A falta de grêmios notava-se nas outras classes. Continuavam as históricas pessoas morais, mas sua ação, já enfraquecida pela vastidão do território, acabara de definhar desde que o absolutismo nivelador desatendeu a seus privilégios. Se excetuarmos algumas irmandades e associações de beneficência como as casas de misericórdia, sempre beneméritas e sempre vivazes, as manifestações coletivas eram sempre passageiras: mutirão, pescarias, vaquejadas, feiras, novenas. Entre o estado e a família não se interpunham coordenadores de energia, formadores de tradição, e não havia progressos definitivos. Um indivíduo podia tentar uma empresa e levá-la a bom êxito; com a sua ausência ou com a sua morte perdia-se todo o trabalho, até vir outro continuá-lo passados anos, para afinal colher o mesmo resultado efêmero.

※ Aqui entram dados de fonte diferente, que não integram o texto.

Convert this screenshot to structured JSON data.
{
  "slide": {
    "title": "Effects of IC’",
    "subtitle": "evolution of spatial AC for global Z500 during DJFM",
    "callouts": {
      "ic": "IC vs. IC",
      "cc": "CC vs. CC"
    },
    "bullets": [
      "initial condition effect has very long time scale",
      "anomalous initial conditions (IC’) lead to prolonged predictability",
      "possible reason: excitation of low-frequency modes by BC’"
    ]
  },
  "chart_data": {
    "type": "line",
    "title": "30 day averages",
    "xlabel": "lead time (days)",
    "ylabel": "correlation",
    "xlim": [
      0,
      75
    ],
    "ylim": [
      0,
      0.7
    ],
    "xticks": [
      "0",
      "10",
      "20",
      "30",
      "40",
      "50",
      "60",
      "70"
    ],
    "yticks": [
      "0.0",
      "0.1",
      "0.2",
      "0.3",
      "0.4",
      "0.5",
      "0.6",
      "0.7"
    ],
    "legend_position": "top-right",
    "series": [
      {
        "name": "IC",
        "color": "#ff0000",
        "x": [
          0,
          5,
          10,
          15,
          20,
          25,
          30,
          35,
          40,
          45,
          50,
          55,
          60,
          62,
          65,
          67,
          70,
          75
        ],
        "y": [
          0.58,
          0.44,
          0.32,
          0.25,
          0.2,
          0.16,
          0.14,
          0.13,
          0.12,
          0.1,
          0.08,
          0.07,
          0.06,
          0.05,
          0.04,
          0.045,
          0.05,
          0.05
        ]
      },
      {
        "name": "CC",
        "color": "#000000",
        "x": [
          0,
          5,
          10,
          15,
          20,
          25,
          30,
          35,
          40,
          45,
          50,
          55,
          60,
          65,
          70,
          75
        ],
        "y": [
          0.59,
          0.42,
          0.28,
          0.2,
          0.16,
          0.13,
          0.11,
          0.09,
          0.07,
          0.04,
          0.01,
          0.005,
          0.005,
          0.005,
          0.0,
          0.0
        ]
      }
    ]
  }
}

Vida social não existia, porque não havia sociedade; questões públicas tão pouco interessavam e mesmo não se conheciam: quando muito sabem se há paz ou guerra, assegura Lindley. E’ mesmo duvidoso se sentiam, não uma consciência nacional, mas ao menos capitanial, embora usassem tratar-se de patrício e paisano. Um ou outro leitor de livro estrangeiro podia falar na possibilidade da independência futura, principalmente depois de fundada a república dos Estado Unidos da América do Norte e divulgada a fraqueza lastimável de Portugal.
Não se inquiria, porém, o meio de conseguir tal independência vagamente conhecida, tão avessa a índole do povo a questões práticas e concretas. Preferiam divagar sobre o que se faria depois de conquistá-la por um modo qualquer, por uma série de sucessos imprevistos, como afinal sucedeu. Sempre a mesma mandriice intelectual de Bequimão e dos Mascates!
Cinco grupos etnográficos, ligados pela comunidade ativa da língua e passiva da religião, moldados pelas condições ambientes de cinco regiões diversas, tendo pelas riquezas naturais da terra um entusiasmo estrepitoso, sentindo pelo português aversão ou desprezo, não se prezando, porém, uns aos outros de modo particular — eis em suma ao que se reduziu a obra de três séculos.